In relation to the first of the matters mentioned above, the energy sector has become the most strategic sector and one of the priorities of many countries´ economic policies. In view of the increase in oil prices, which, according to most analysts in the sector, will reach $100 per barrel, the effective diversification of energy sources becomes a priority. Spain is one of the best-situated countries in the area of innovation in renewable energy sources and some of our enterprises lead world technology in the generation of wind and solar energy, an area in which investments and the development of public-private initiatives need to be continued. Furthermore, our country currently has one of the most competitive energy prices in comparison with other countries in the European Union, a factor that can distract the authorities and consumers from the need for adopting more radical measures to deal with future changes as a result of our energy dependence on the exterior and of the application of the Kyoto agreement. Within this framework, the debate on the possibilities offered by nuclear energy has been approached from a realistic and reasonably objective viewpoint. In addition, the safety conditions of nuclear power stations have increased ostensibly in recent years to the point where many champions of sustainability defend this source as a cheaper solution that is less intensive in natural resources and more in line with new environmental demands. Although the cost of installing a new nuclear power station is very high, its running costs are much lower than those of alternative power stations, making the price of this form of energy slightly cheaper than the energy generated from fossil resources or conventional electrical or thermal power stations. In view of these advantages, there is a priority for a state agreement that allows the possibilities of developing nuclear energy in our country.

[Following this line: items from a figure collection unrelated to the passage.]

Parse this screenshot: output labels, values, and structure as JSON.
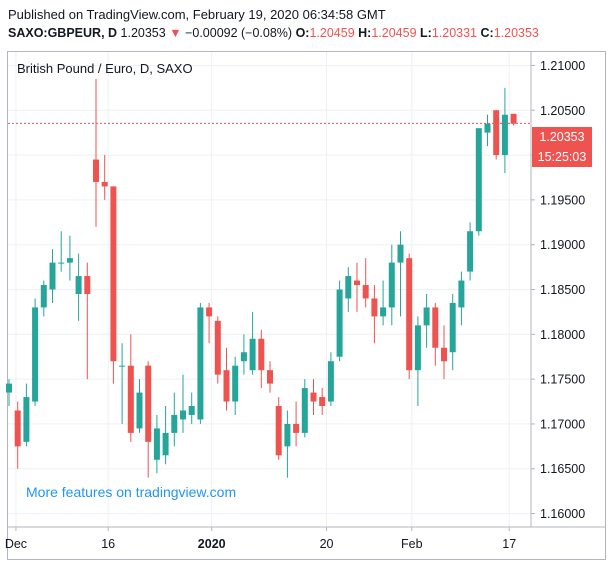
{
  "header": {
    "published_line": "Published on TradingView.com, February 19, 2020 06:34:58 GMT",
    "symbol": "SAXO:GBPEUR, D",
    "last": "1.20353",
    "change_arrow": "▼",
    "change": "−0.00092 (−0.08%)",
    "o_label": "O:",
    "o_value": "1.20459",
    "h_label": "H:",
    "h_value": "1.20459",
    "l_label": "L:",
    "l_value": "1.20331",
    "c_label": "C:",
    "c_value": "1.20353"
  },
  "pane_title": "British Pound / Euro, D, SAXO",
  "watermark": "More features on tradingview.com",
  "price_label": "1.20353",
  "countdown_label": "15:25:03",
  "colors": {
    "up": "#26a69a",
    "down": "#ef5350",
    "grid": "#eef0f3",
    "axis": "#b2b5be",
    "watermark": "#2196f3"
  },
  "chart_data": {
    "type": "candlestick",
    "title": "British Pound / Euro, D, SAXO",
    "ylim": [
      1.1585,
      1.2115
    ],
    "y_ticks": [
      "1.16000",
      "1.16500",
      "1.17000",
      "1.17500",
      "1.18000",
      "1.18500",
      "1.19000",
      "1.19500",
      "1.20000",
      "1.20500",
      "1.21000"
    ],
    "x_ticks": [
      "Dec",
      "16",
      "2020",
      "20",
      "Feb",
      "17"
    ],
    "last_price": 1.20353,
    "candles": [
      {
        "o": 1.1735,
        "h": 1.175,
        "l": 1.172,
        "c": 1.1745
      },
      {
        "o": 1.1715,
        "h": 1.1725,
        "l": 1.165,
        "c": 1.1675
      },
      {
        "o": 1.168,
        "h": 1.1745,
        "l": 1.1675,
        "c": 1.173
      },
      {
        "o": 1.1725,
        "h": 1.184,
        "l": 1.172,
        "c": 1.183
      },
      {
        "o": 1.183,
        "h": 1.186,
        "l": 1.182,
        "c": 1.1855
      },
      {
        "o": 1.185,
        "h": 1.1895,
        "l": 1.1835,
        "c": 1.188
      },
      {
        "o": 1.188,
        "h": 1.1915,
        "l": 1.187,
        "c": 1.188
      },
      {
        "o": 1.188,
        "h": 1.191,
        "l": 1.186,
        "c": 1.1885
      },
      {
        "o": 1.1845,
        "h": 1.189,
        "l": 1.1815,
        "c": 1.1865
      },
      {
        "o": 1.1865,
        "h": 1.188,
        "l": 1.175,
        "c": 1.1845
      },
      {
        "o": 1.1995,
        "h": 1.2085,
        "l": 1.192,
        "c": 1.197
      },
      {
        "o": 1.197,
        "h": 1.2,
        "l": 1.195,
        "c": 1.1965
      },
      {
        "o": 1.1965,
        "h": 1.1965,
        "l": 1.1745,
        "c": 1.177
      },
      {
        "o": 1.1765,
        "h": 1.179,
        "l": 1.17,
        "c": 1.1765
      },
      {
        "o": 1.1765,
        "h": 1.18,
        "l": 1.168,
        "c": 1.169
      },
      {
        "o": 1.1695,
        "h": 1.175,
        "l": 1.169,
        "c": 1.1735
      },
      {
        "o": 1.1765,
        "h": 1.177,
        "l": 1.164,
        "c": 1.168
      },
      {
        "o": 1.166,
        "h": 1.171,
        "l": 1.1645,
        "c": 1.1695
      },
      {
        "o": 1.1665,
        "h": 1.172,
        "l": 1.1655,
        "c": 1.169
      },
      {
        "o": 1.169,
        "h": 1.1735,
        "l": 1.1675,
        "c": 1.171
      },
      {
        "o": 1.1705,
        "h": 1.1755,
        "l": 1.169,
        "c": 1.1715
      },
      {
        "o": 1.171,
        "h": 1.1735,
        "l": 1.17,
        "c": 1.172
      },
      {
        "o": 1.1705,
        "h": 1.1835,
        "l": 1.17,
        "c": 1.183
      },
      {
        "o": 1.183,
        "h": 1.1835,
        "l": 1.179,
        "c": 1.182
      },
      {
        "o": 1.1815,
        "h": 1.182,
        "l": 1.1745,
        "c": 1.1755
      },
      {
        "o": 1.176,
        "h": 1.1785,
        "l": 1.1715,
        "c": 1.1725
      },
      {
        "o": 1.1725,
        "h": 1.1775,
        "l": 1.171,
        "c": 1.1765
      },
      {
        "o": 1.177,
        "h": 1.18,
        "l": 1.1755,
        "c": 1.178
      },
      {
        "o": 1.176,
        "h": 1.1825,
        "l": 1.1755,
        "c": 1.1795
      },
      {
        "o": 1.1795,
        "h": 1.1805,
        "l": 1.174,
        "c": 1.176
      },
      {
        "o": 1.176,
        "h": 1.177,
        "l": 1.1735,
        "c": 1.1745
      },
      {
        "o": 1.172,
        "h": 1.173,
        "l": 1.166,
        "c": 1.1665
      },
      {
        "o": 1.1675,
        "h": 1.1715,
        "l": 1.164,
        "c": 1.17
      },
      {
        "o": 1.17,
        "h": 1.1725,
        "l": 1.1675,
        "c": 1.169
      },
      {
        "o": 1.169,
        "h": 1.175,
        "l": 1.1685,
        "c": 1.174
      },
      {
        "o": 1.1735,
        "h": 1.175,
        "l": 1.171,
        "c": 1.1725
      },
      {
        "o": 1.173,
        "h": 1.174,
        "l": 1.171,
        "c": 1.172
      },
      {
        "o": 1.1725,
        "h": 1.178,
        "l": 1.172,
        "c": 1.177
      },
      {
        "o": 1.1775,
        "h": 1.186,
        "l": 1.177,
        "c": 1.185
      },
      {
        "o": 1.184,
        "h": 1.1875,
        "l": 1.1825,
        "c": 1.1865
      },
      {
        "o": 1.186,
        "h": 1.188,
        "l": 1.1825,
        "c": 1.1855
      },
      {
        "o": 1.1855,
        "h": 1.1885,
        "l": 1.183,
        "c": 1.184
      },
      {
        "o": 1.184,
        "h": 1.1855,
        "l": 1.179,
        "c": 1.182
      },
      {
        "o": 1.182,
        "h": 1.186,
        "l": 1.181,
        "c": 1.183
      },
      {
        "o": 1.183,
        "h": 1.19,
        "l": 1.181,
        "c": 1.188
      },
      {
        "o": 1.188,
        "h": 1.1915,
        "l": 1.182,
        "c": 1.19
      },
      {
        "o": 1.1885,
        "h": 1.189,
        "l": 1.175,
        "c": 1.176
      },
      {
        "o": 1.176,
        "h": 1.182,
        "l": 1.172,
        "c": 1.181
      },
      {
        "o": 1.181,
        "h": 1.1845,
        "l": 1.1785,
        "c": 1.183
      },
      {
        "o": 1.183,
        "h": 1.1835,
        "l": 1.1765,
        "c": 1.1785
      },
      {
        "o": 1.1785,
        "h": 1.181,
        "l": 1.175,
        "c": 1.177
      },
      {
        "o": 1.178,
        "h": 1.1845,
        "l": 1.176,
        "c": 1.1835
      },
      {
        "o": 1.183,
        "h": 1.187,
        "l": 1.181,
        "c": 1.186
      },
      {
        "o": 1.187,
        "h": 1.1925,
        "l": 1.186,
        "c": 1.1915
      },
      {
        "o": 1.1915,
        "h": 1.2025,
        "l": 1.191,
        "c": 1.203
      },
      {
        "o": 1.2025,
        "h": 1.2045,
        "l": 1.201,
        "c": 1.2035
      },
      {
        "o": 1.205,
        "h": 1.205,
        "l": 1.1995,
        "c": 1.2
      },
      {
        "o": 1.2,
        "h": 1.2075,
        "l": 1.198,
        "c": 1.2045
      },
      {
        "o": 1.2046,
        "h": 1.2046,
        "l": 1.2033,
        "c": 1.2035
      }
    ]
  }
}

The migratory movements within the framework of social and economic globalisation constitute another subject under debate today. Europe requires the flow of immigrants for its economic growth and for the renewal of its social structure. In particular, in Spain, immigration is particularly necessary, especially in intensive labour sectors such as tourism, which is of key importance for our economy. Furthermore, an appropriate work permit policy for highly qualified professionals will allow us to improve our capacity for innovation, something that is particularly critical when you take into account the voids in research and development in our country. One interesting example to be copied is the initiative implemented by Gordon Brown during his time as Chancellor of the former Labour government, whereby the United Kingdom opened up its employment market to all the graduates from the world´s leading business schools. This measure has strengthened British business centres as genuine talent magnets. However, in Spain, it is particularly difficult to hire highly qualified professionals from outside the European Union, something which frequently hinders the development of the management teams of our more global enterprises. Taking into account that we are one of the most attractive countries as a destination for senior European management, a measure such as that implanted by Brown would turn Spain into a genuine centre for attracting talent.

The best antidote against most of the challenges and diseases that affect the planet is good business activity. Innovation and the search for new business opportunities can offer a plausible solution for most of our problems and business schools are committed to training leaders and entrepreneurs that will find remedies for these problems. In our task, we have the support of the other players in society.